12. Customer Order Summary with $lookup

Task: Get each customer’s total spending and order count.

db.customers.aggregate([
  // Join with orders
  { $lookup: {
    from: "orders",
    localField: "_id",
    foreignField: "customerId",
    as: "orders"
  }},
  
  // Calculate metrics
  { $project: {
    name: 1,
    email: 1,
    orderCount: { $size: "$orders" },
    totalSpent: { $sum: "$orders.total" },
    avgOrderValue: { $avg: "$orders.total" }
  }},
  
  // Filter active customers
  { $match: { orderCount: { $gt: 0 } } },
  
  // Sort by spending
  { $sort: { totalSpent: -1 } },
  
  // Top 10
  { $limit: 10 }
]);

13. Time-Series Aggregation

Task: Daily order count for the past week.

db.orders.aggregate([
  { $match: {
    orderDate: { $gte: new Date(Date.now() - 7*24*60*60*1000) }
  }},
  
  { $group: {
    _id: {
      year: { $year: "$orderDate" },
      month: { $month: "$orderDate" },
      day: { $dayOfMonth: "$orderDate" }
    },
    orderCount: { $sum: 1 },
    revenue: { $sum: "$total" }
  }},
  
  { $sort: { "_id.year": 1, "_id.month": 1, "_id.day": 1 } },
  
  { $project: {
    date: {
      $dateFromParts: {
        year: "$_id.year",
        month: "$_id.month",
        day: "$_id.day"
      }
    },
    orderCount: 1,
    revenue: 1,
    _id: 0
  }}
]);

Part E: Performance Tips

14. Pipeline Optimization

graph TD
    subgraph "❌ Slow Pipeline"
        A1[$project] --> A2[$sort]
        A2 --> A3[$match]
    end
    
    subgraph "✅ Fast Pipeline"
        B1[$match] --> B2[$sort]
        B2 --> B3[$project]
    end
    
    style A3 fill:#e74c3c,color:#fff
    style B1 fill:#27ae60,color:#fff

Optimization Rules

Rule	Reason
Put `$match` first	Uses indexes, reduces documents
Put `$project` last	Keeps data for processing
Limit `$lookup` results	Avoid loading huge arrays
Use `allowDiskUse: true`	For large datasets

[!WARNING] Index Usage Limitation: MongoDB can only use indexes on the first stage of the pipeline (specifically $match and $sort). Once data passes through $group, $project, or $unwind, subsequent stages cannot use the original collection’s indexes — the data is already transformed in memory.

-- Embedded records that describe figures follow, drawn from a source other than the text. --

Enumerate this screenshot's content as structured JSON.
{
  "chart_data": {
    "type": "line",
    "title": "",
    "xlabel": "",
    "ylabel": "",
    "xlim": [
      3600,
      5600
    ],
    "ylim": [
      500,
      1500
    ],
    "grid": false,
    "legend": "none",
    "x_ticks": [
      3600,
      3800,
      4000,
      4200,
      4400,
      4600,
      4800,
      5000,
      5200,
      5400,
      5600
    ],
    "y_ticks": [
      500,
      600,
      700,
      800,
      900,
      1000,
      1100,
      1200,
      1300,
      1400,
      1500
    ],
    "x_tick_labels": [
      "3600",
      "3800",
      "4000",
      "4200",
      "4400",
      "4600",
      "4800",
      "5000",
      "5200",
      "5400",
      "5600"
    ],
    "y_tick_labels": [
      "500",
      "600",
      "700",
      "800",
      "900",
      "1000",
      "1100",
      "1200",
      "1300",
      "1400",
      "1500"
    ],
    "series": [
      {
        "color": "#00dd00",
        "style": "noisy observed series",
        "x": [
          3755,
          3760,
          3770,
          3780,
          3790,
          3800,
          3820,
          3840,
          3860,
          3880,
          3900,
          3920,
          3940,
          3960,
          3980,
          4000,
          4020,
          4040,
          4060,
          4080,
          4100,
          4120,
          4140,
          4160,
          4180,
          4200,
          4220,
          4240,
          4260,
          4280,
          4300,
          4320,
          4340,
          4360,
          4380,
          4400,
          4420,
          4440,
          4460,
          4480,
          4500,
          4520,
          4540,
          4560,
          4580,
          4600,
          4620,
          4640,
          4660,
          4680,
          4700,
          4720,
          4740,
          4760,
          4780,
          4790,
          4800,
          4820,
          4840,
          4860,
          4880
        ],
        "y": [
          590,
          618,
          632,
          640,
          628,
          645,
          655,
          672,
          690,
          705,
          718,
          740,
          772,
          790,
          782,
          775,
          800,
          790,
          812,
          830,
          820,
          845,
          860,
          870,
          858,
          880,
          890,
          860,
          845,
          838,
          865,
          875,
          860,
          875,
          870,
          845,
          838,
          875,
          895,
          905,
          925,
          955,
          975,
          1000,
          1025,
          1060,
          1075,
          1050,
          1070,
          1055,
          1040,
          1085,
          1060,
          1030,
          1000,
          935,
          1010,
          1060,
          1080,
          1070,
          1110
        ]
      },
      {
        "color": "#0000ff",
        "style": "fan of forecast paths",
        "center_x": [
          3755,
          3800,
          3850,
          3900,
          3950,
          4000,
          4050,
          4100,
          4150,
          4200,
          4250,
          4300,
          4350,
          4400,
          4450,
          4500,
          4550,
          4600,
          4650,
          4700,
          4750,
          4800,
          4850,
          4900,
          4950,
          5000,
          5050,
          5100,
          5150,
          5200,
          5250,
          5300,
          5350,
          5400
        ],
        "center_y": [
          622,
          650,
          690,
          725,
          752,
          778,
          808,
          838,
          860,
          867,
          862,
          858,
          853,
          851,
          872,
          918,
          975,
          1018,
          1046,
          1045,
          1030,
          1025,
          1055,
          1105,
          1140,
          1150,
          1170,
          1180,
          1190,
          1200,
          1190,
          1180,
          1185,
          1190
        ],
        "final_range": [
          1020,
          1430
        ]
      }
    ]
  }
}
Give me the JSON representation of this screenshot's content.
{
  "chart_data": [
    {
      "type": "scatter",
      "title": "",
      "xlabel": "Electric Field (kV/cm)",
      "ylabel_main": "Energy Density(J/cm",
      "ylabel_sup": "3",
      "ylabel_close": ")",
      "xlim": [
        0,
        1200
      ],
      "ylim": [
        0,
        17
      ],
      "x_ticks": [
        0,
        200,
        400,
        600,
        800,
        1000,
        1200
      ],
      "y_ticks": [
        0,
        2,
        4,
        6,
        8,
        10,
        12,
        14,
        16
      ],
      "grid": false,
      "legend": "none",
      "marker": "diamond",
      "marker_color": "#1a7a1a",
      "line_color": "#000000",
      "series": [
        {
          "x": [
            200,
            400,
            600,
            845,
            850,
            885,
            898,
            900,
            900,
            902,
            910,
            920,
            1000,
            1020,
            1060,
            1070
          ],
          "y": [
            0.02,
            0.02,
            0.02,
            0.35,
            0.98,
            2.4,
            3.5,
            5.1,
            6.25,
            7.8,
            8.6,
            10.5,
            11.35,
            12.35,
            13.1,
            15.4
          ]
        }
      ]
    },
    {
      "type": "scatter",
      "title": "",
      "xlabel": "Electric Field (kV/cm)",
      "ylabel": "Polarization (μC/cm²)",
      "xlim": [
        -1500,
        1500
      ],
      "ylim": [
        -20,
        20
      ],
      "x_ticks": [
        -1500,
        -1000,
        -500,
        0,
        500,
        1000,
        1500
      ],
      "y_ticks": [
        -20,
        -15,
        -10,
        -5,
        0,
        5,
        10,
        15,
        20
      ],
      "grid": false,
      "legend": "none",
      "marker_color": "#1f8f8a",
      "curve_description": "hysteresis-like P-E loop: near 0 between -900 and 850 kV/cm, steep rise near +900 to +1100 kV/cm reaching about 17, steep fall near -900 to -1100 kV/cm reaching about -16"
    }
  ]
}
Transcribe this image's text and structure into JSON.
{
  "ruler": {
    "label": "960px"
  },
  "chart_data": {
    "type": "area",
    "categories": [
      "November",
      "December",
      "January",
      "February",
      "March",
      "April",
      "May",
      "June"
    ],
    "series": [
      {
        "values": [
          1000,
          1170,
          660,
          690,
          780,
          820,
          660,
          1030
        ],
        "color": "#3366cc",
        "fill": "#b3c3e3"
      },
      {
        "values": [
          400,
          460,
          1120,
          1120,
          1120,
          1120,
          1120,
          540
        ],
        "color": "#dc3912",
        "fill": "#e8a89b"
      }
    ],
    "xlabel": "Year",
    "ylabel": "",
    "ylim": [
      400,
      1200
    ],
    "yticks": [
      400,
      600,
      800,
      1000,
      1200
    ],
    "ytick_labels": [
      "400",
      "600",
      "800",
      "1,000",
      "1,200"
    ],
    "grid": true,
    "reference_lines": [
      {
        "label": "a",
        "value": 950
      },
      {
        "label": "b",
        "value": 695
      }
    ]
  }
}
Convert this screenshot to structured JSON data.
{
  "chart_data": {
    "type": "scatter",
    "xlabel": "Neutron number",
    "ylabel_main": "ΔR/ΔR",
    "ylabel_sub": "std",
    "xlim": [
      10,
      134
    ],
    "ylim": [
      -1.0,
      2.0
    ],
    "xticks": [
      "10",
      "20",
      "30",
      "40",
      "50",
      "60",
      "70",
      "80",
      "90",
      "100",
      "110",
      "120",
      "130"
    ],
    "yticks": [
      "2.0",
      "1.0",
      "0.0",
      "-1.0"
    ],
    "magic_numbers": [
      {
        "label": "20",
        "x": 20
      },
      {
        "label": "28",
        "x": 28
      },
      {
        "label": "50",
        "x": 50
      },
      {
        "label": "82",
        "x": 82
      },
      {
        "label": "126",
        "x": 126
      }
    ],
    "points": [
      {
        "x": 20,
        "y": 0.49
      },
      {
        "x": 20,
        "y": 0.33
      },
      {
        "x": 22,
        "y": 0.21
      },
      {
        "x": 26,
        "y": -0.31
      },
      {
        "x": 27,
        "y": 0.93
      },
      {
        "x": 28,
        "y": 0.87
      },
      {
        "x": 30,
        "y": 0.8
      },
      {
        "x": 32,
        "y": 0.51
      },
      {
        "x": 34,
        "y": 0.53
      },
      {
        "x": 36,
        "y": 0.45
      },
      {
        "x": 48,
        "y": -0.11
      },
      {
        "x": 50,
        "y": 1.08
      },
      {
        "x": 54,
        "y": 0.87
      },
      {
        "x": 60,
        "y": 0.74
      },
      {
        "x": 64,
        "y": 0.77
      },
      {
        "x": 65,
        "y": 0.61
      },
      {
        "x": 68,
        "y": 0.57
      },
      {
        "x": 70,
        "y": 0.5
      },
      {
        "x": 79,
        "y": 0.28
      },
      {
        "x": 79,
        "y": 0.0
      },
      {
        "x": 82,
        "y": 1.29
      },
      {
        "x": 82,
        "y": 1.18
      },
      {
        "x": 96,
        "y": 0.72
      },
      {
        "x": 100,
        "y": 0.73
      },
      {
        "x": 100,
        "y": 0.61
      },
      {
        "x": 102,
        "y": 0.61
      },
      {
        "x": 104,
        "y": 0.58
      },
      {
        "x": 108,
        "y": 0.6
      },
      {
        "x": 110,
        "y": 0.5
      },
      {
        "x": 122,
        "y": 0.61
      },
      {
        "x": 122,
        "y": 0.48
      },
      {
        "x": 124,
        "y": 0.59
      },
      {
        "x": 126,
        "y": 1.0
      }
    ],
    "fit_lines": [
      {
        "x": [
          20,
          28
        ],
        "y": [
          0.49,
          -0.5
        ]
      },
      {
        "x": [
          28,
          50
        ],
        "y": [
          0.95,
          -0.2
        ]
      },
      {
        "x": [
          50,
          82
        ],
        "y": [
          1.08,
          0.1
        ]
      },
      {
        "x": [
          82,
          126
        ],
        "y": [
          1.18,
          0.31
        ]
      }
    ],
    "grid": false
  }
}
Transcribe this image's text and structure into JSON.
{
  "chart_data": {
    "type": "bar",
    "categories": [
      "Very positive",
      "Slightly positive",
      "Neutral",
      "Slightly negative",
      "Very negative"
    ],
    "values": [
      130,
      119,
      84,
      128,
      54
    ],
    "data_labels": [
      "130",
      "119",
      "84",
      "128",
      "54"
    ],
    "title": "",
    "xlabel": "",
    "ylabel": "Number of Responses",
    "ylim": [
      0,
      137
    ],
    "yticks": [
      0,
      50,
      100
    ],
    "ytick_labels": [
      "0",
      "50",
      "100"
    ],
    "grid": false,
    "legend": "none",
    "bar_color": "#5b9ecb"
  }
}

// Allow disk use for large aggregations
db.orders.aggregate([
  { $group: { _id: "$category", total: { $sum: "$amount" } } }
], { allowDiskUse: true });

15. Stage-to-SQL Mapping Reference

MongoDB Stage	SQL Clause
`$match`	WHERE / HAVING
`$project`	SELECT
`$group`	GROUP BY
`$sort`	ORDER BY
`$limit`	LIMIT
`$skip`	OFFSET
`$lookup`	LEFT JOIN
`$unwind`	(unnest array)
`$count`	COUNT(*)
`$out`	SELECT INTO

Summary

Pipeline Stage Cheat Sheet

Stage	Purpose	Example
`$match`	Filter	`{ status: "active" }`
`$project`	Shape	`{ name: 1, total: 1 }`
`$group`	Aggregate	`{ _id: "$category", sum: { $sum: "$price" } }`
`$sort`	Order	`{ date: -1 }`
`$limit`	Cap results	`10`
`$lookup`	Join	`{ from: "users", ... }`
`$unwind`	Flatten array	`"$items"`

Key Takeaways

Pipeline = Factory Line — data flows through stages
$match first — filter early for performance
$lookup = LEFT JOIN — connect collections
$unwind — flatten arrays for processing
Use indexes — $match and$ sort can use indexes

💡 Practice Questions

Conceptual

What is the MongoDB aggregation pipeline? How is it different from find()?
Explain the ESR principle in ordering pipeline stages. Why does putting $match first improve performance?
What does $lookup do and how is it similar to SQL JOIN?
When would you use $unwind and what does it do?

Hands-on

// Write an aggregation pipeline to:
// 1. Filter orders from 2024
// 2. Group by customer email
// 3. Calculate total spent and order count per customer
// 4. Sort by total spent descending
// 5. Return top 5 customers

💡 View Answer

db.orders.aggregate([
  { $match: { orderDate: { $gte: ISODate("2024-01-01"), $lt: ISODate("2025-01-01") } } },
  { $group: { _id: "$customerEmail", totalSpent: { $sum: "$total" }, orderCount: { $sum: 1 } } },
  { $sort: { totalSpent: -1 } },
  { $limit: 5 },
  { $project: { email: "$_id", totalSpent: 1, orderCount: 1, _id: 0 } }
]);

Scenario

Performance: An aggregation pipeline is slow. The first stage is $project, then $match. What’s wrong and how would you fix it?